Marine bacteria produce polybrominated diphenyl ethers
Researchers discovered a widely distributed group of marine bacteria that produce polybrominated diphenyl ethers (PBDEs) nearly identical to toxic man-made fire retardants. The study is the first to isolate and identify bacteria that produce these endocrine-disrupting compounds, and the findings may help explain the PBDEs observed to bioaccumulate in the marine food chain.
PBDEs were widely used as flame retardants in furniture and other consumer products, until most were removed voluntarily from the market a decade ago. For some time, scientists have observed bioaccumulation of PBDEs in the fatty tissues of marine animals but believed the compounds came from man-made sources. More recently, mounting evidence pointed to microbial sources of marine PBDEs, but scientists did not know which organisms were producing the compounds.
In this study, researchers identified and isolated bacteria that produce PBDEs and discovered 10 genes involved in the synthesis of more than 15 bromine-containing polyaromatic compounds, including some PBDEs. They have since conducted DNA sequencing analyses that will let them probe the ocean for other biological sources of these chemicals and begin to assemble a complete picture of their human health risk.
Citation: Agarwal V, El Gamal AA, Yamanaka K, Poth D, Kersten RD, Schorn M, Allen EE, Moore BS. 2014. Biosynthesis of polybrominated aromatic organic compounds by marine bacteria. Nat Chem Biol 10(8):640-647.

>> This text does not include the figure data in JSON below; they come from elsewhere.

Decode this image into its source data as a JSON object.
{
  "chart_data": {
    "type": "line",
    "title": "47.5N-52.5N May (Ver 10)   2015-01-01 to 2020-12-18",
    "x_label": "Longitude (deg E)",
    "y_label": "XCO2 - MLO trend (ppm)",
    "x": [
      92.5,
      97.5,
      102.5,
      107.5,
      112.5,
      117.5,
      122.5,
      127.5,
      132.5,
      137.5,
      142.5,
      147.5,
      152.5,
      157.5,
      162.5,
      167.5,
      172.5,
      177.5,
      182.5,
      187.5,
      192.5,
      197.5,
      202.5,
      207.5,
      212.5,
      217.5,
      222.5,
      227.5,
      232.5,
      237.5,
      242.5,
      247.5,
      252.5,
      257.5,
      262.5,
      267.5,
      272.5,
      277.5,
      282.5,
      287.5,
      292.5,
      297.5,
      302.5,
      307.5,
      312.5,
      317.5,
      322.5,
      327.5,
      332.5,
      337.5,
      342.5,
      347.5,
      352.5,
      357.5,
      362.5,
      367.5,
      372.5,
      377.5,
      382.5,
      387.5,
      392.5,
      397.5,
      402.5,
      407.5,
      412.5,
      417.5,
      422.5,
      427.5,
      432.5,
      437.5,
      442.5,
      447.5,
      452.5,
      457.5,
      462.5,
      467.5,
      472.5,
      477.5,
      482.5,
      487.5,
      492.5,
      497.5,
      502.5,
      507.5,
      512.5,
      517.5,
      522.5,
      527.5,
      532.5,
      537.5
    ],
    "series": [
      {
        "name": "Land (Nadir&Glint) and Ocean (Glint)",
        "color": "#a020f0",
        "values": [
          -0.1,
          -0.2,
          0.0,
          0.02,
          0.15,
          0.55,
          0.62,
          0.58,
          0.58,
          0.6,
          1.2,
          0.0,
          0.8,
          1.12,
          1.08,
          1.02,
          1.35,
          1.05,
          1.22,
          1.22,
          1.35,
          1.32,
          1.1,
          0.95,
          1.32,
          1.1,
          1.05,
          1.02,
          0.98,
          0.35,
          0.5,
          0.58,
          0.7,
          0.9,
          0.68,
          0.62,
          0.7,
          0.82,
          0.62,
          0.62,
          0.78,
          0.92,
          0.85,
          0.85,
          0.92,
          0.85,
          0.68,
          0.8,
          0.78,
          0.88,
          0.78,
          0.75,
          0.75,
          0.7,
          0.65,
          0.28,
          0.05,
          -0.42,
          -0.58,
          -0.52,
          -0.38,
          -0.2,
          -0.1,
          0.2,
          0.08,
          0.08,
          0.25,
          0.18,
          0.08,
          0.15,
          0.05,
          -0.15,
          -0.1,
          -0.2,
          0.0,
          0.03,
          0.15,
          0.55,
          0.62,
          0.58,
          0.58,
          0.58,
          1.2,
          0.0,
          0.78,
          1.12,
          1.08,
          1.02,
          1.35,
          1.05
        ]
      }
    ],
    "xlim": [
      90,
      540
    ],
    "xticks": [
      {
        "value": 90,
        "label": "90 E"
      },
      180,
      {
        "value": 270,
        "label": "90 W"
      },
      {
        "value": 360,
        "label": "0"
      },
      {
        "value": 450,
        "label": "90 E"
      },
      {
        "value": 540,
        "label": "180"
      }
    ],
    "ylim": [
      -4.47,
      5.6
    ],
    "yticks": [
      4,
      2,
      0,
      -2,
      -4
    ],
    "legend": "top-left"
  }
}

Combined action of Srs2 and Exo1 enzymes helps maintain DNA
NIEHS grantees found that Srs2 and Exo1 enzymes act together to prevent and repair mistakes made during DNA replication in yeast cells. Many essential cellular functions are similar between yeast and people, so it is likely that similar DNA repair processes operate. These results have implications for understanding Aicardi-Goutieres syndrome, a rare disorder that affects the brain, immune system, and skin.
During DNA replication, ribonucleoside monophosphates, which are the building blocks of RNA, are inserted into DNA. During this process misinsertions can lead to lethal structural alterations. Among the study’s key findings was that Srs2 helps open the DNA structure so that Exo1 can cleave out any misplaced ribonucleoside monophosphates. Both enzymes were previously known to play a role in DNA replication and repair, but the scientists say this is the first evidence of their role in preventing and correcting mutations derived from ribonucleoside monophosphates.

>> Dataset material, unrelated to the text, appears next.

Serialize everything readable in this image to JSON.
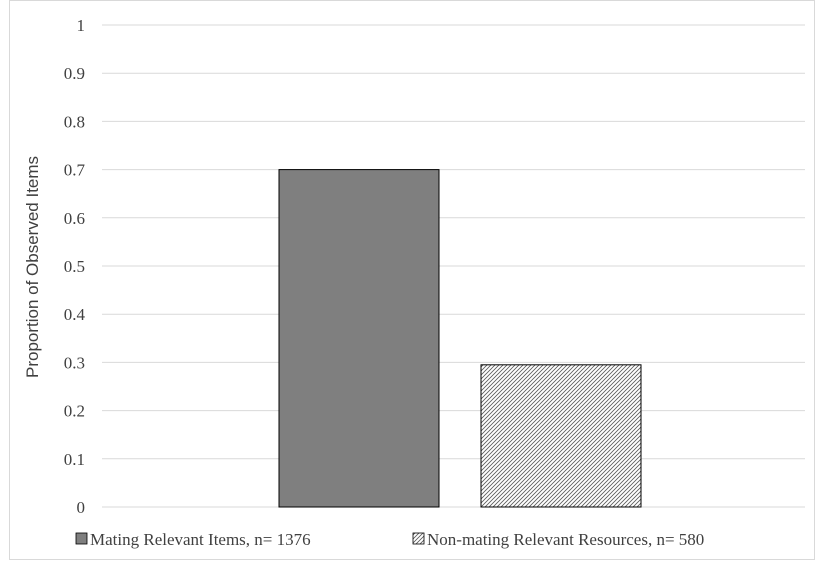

The research team also found that the Srs2-Exo1cell repair mechanism prevents mutations from accelerating in yeast already deficient in the enzyme RNase H2. The enzyme serves as the primary removal mechanism for ribonucleoside monophosphate during cell growth. Yeast deficient in both RNase H2 and Srs2 had a tenfold increase in the number of mutations, chromosome losses, and chromosome breakages. These results may help scientists better understand Aicardi-Goutieres syndrome, which stems from inactivation of the human RNase H2 enzyme complex.
Citation: Potenski CJ, Niu H, Sung P, Klein HL. 2014. Avoidance of ribonucleotide-induced mutations by RNase H2 and Srs2-Exo1 mechanisms. Nature 511(7508):251-254.
(Nancy Lamontagne is a science writer with MDB Inc., a contractor for the NIEHS Division of Extramural Research and Training.)